Woodriff entered the market-prediction game in 1991 as a recent McIntire School of Commerce grad armed with only a series of algorithms and a hunch, bouncing around more normal finance jobs until 2002. Then Woodriff and partners Michael Geismar and Greyson Williams started Quantitative Investment Management with some of their own money. Their first account opened in 2003, with $250,000. By 2005, they managed about $10 million. Now, after eight years, the 29-employee business on Market Street manages $5 billion and is the biggest hedge fund in the Southeast. (A hedge fund takes money from a small number of investors and invests broadly and over long periods of time.) And they’ve never lost an employee, Woodriff says.
When he looks back on the recession, Woodriff says, “I’m going to say, ‘I’m really proud of the fact that we made double-digit returns to our investors with fairly low volatility…in two ridiculously strange years.” |
A childhood lover of video games and Dungeons and Dragons, Woodriff, who looks young to be in his early 40s, is playing the markets and winning. “It’s always been a secondary goal to make lots of money,” he says. “But that’s the scoreboard when you’re managing money.”
The company’s almost magical ability to turn some into more—they’ve made their investors almost $2 billion since the company was founded—stems from Woodriff’s computers work.
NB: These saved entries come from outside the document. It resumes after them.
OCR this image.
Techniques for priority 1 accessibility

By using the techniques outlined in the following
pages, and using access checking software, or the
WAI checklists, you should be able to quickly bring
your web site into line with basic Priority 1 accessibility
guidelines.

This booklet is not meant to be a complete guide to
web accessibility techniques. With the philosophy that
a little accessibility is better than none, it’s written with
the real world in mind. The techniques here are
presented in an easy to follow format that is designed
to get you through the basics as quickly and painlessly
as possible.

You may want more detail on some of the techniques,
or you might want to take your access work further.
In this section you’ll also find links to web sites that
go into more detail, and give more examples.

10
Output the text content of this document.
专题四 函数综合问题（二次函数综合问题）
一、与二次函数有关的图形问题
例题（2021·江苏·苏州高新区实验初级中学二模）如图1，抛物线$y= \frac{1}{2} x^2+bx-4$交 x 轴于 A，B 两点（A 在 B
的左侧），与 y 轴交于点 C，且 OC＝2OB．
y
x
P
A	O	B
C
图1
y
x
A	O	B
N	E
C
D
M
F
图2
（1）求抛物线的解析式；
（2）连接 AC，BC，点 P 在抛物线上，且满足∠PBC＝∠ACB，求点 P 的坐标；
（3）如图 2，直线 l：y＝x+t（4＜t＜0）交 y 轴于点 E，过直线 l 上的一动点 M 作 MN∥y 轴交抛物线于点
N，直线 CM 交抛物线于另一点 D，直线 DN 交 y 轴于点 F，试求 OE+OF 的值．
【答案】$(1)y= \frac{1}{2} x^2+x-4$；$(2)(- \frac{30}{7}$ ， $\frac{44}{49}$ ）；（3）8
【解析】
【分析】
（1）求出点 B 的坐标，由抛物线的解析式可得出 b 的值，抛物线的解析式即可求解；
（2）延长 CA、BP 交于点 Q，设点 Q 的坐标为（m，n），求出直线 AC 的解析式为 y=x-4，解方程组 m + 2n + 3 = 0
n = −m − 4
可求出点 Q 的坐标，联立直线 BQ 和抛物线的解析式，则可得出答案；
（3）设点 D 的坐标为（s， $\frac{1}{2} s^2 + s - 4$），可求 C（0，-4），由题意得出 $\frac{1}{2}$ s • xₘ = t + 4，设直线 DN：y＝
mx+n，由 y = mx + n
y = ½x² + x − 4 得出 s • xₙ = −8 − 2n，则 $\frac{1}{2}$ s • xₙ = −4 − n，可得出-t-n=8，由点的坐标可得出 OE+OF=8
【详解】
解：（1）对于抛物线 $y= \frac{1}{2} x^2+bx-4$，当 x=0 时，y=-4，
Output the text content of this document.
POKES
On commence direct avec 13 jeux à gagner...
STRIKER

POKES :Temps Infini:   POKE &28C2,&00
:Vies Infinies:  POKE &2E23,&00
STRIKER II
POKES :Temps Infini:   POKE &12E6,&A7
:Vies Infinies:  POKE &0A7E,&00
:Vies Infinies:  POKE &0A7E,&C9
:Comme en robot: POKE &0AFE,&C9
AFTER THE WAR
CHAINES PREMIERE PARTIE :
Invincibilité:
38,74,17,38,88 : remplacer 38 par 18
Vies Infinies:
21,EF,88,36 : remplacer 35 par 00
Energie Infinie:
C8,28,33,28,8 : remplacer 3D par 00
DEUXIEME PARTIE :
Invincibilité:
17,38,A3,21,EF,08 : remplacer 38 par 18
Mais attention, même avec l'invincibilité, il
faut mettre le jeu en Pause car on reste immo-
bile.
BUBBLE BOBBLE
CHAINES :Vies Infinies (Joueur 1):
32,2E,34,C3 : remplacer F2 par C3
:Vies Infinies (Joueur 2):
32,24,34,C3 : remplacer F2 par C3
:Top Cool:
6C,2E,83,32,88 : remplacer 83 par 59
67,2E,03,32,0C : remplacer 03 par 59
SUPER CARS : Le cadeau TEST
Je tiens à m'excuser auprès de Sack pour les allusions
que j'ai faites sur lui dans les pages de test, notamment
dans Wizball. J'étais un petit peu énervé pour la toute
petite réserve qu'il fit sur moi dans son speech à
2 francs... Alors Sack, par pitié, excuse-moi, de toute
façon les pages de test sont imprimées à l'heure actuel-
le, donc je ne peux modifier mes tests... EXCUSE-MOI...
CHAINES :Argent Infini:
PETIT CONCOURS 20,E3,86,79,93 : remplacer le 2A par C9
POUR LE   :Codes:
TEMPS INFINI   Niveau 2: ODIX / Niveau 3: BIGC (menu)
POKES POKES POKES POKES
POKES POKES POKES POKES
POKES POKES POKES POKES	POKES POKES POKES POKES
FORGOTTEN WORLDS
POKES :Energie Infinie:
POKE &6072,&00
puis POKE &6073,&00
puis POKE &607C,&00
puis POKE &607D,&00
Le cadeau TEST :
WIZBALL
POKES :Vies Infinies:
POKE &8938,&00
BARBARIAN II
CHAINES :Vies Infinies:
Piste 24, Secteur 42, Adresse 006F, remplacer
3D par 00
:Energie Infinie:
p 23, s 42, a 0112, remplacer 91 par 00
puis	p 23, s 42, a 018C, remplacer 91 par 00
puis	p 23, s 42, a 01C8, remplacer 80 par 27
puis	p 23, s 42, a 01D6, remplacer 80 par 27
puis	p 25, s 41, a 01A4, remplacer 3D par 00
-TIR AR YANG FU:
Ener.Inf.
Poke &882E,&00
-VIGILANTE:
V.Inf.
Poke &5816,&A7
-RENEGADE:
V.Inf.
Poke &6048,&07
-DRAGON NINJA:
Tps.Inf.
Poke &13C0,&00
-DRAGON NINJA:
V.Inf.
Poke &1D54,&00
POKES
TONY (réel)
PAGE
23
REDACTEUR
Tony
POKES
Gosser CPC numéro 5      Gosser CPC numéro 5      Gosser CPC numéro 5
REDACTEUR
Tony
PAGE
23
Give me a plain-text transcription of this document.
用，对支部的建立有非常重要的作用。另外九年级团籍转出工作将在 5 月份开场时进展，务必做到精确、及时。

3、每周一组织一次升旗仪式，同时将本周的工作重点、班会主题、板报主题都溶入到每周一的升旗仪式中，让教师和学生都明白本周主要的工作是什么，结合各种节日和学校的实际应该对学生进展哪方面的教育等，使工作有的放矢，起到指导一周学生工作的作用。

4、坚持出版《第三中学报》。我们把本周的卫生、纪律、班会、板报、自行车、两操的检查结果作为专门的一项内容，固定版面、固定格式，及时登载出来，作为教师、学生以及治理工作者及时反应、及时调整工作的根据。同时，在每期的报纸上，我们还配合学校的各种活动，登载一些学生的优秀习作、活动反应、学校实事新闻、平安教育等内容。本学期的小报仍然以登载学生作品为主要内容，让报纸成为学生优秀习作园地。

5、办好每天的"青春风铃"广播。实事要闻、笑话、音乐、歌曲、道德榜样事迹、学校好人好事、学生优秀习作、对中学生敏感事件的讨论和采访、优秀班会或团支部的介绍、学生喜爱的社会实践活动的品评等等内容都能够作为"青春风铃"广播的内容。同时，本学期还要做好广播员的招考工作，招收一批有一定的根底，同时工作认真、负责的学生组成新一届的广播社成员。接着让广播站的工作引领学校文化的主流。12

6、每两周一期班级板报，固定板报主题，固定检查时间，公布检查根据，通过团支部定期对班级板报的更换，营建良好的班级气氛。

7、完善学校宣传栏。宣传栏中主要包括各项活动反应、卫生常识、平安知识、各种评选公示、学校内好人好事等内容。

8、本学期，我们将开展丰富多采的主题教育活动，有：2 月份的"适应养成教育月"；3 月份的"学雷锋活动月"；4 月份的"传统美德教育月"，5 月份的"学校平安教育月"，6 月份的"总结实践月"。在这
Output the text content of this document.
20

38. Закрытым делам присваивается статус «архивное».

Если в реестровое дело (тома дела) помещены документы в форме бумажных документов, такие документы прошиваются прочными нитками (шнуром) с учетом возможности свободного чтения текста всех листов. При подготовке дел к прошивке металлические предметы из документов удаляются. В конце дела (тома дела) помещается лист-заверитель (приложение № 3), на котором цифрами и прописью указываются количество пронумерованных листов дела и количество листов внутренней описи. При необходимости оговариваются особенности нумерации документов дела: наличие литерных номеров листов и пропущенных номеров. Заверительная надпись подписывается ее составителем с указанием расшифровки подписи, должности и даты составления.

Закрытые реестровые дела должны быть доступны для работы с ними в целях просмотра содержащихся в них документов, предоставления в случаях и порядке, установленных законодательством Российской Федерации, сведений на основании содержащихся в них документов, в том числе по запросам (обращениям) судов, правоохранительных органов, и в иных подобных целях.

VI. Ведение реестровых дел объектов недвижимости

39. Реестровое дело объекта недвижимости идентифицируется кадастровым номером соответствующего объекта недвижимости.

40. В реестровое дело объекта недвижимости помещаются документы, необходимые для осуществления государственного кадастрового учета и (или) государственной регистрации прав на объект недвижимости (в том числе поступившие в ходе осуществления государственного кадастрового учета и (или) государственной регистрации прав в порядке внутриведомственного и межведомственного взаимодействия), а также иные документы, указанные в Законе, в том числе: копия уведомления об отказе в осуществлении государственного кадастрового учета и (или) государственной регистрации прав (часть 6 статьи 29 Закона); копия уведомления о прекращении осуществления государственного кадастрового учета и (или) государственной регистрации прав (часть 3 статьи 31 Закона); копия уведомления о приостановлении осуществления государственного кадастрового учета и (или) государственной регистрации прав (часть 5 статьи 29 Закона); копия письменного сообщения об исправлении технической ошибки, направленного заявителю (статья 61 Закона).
He says it identifies “emergent behaviors of large groups of people debating, fighting over a price in a particular market.” But he’s hoping that the algorithms’ ability to predict markets will eventually be recognized for other practical applications to fields like medicine, even geology.
Woodriff’s work ethic has been described as monk-like. His office is strewn with books about everything from market behavior to devices that can read eye movements. And on one wall a bank of computer monitors with grim black screens blinks, as if beckoning for more code. Therein lies the magic: “Let the computers do the work is always one of my mantras,” he says.